To find |a-b|, we can use the properties of absolute value and the given information.
We know that |a+b| = 20, which means the magnitude of the vector sum of a and b is 20. Using the triangle inequality, we can write:
|a-b| ≤ |a| + |b|
|a-b| ≤ 10 + 15 (since |a| = 10 and |b| = 15)
|a-b| ≤ 25
Now, to determine the minimum possible value of |a-b|, we need to consider the worst-case scenario. In this case, a and b would be pointing in opposite directions.
If a and b are pointing in opposite directions, then the magnitude of their vector sum (a+b) would be the difference between their magnitudes. Therefore:
|a+b| = |a| - |b|
Substituting the given values, we have:
|a+b| = 10 - 15
20 = -5
However, this is not possible since the magnitude of a vector cannot be negative. Therefore, we conclude that the minimum value of |a-b| is zero.
Thus, |a-b| = 0.
To find the magnitude of the vector difference, |a-b|, we can use the properties of vectors. The magnitude of the vector difference is equal to the absolute value of the difference between the magnitudes of the two vectors.
First, let's label the given information:
|a| = 10
|b| = 15
|a+b| = 20
Now, we can use the properties of vectors to derive the equation:
|a+b| = |a| + |b| + 2|a||b|cos(theta)
In this equation, theta represents the angle between vectors a and b. Since we are given the magnitudes, we need to find the value of cos(theta).

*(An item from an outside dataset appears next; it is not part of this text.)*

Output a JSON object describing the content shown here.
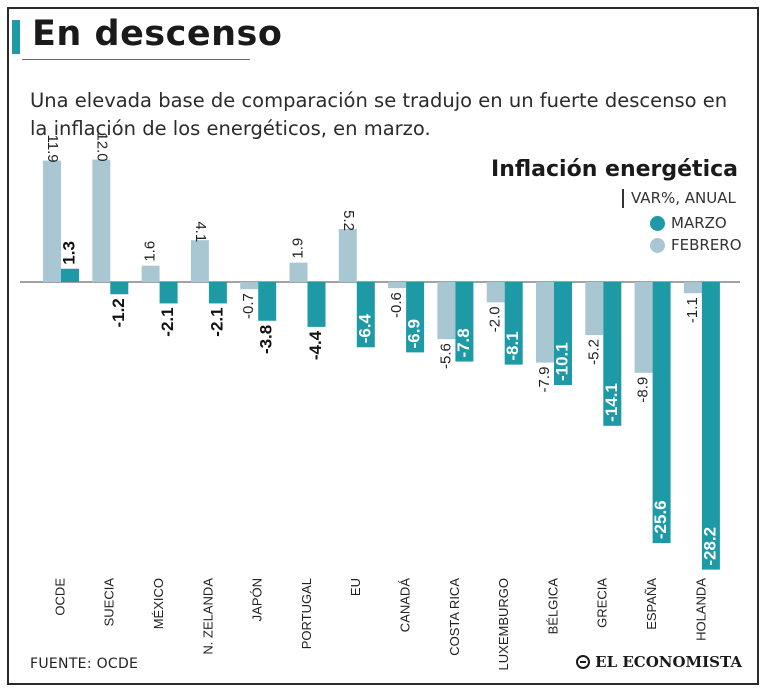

Rearranging the equation, we have:
|a| + |b| + 2|a||b|cos(theta) = |a+b|
Substituting the known magnitudes, we have:
10 + 15 + 2(10)(15)cos(theta) = 20
Simplifying the equation gives:
25 + 300cos(theta) = 20
Rearranging again, we have:
300cos(theta) = 20 - 25
300cos(theta) = -5
Finally, we solve for the value of cos(theta):
cos(theta) = -5/300
Using a calculator or trigonometric table, we find that the value of cos(theta) is approximately -0.01667.
Now, we can substitute the value of cos(theta) back into the original equation to solve for |a-b|:
|a - b| = sqrt(|a|^2 + |b|^2 - 2|a||b|cos(theta))
Substituting the given magnitudes and the value of cos(theta), we have:
|a - b| = sqrt(10^2 + 15^2 - 2(10)(15)(-0.01667))
Simplifying this expression will give us the magnitude of the vector difference, |a - b|.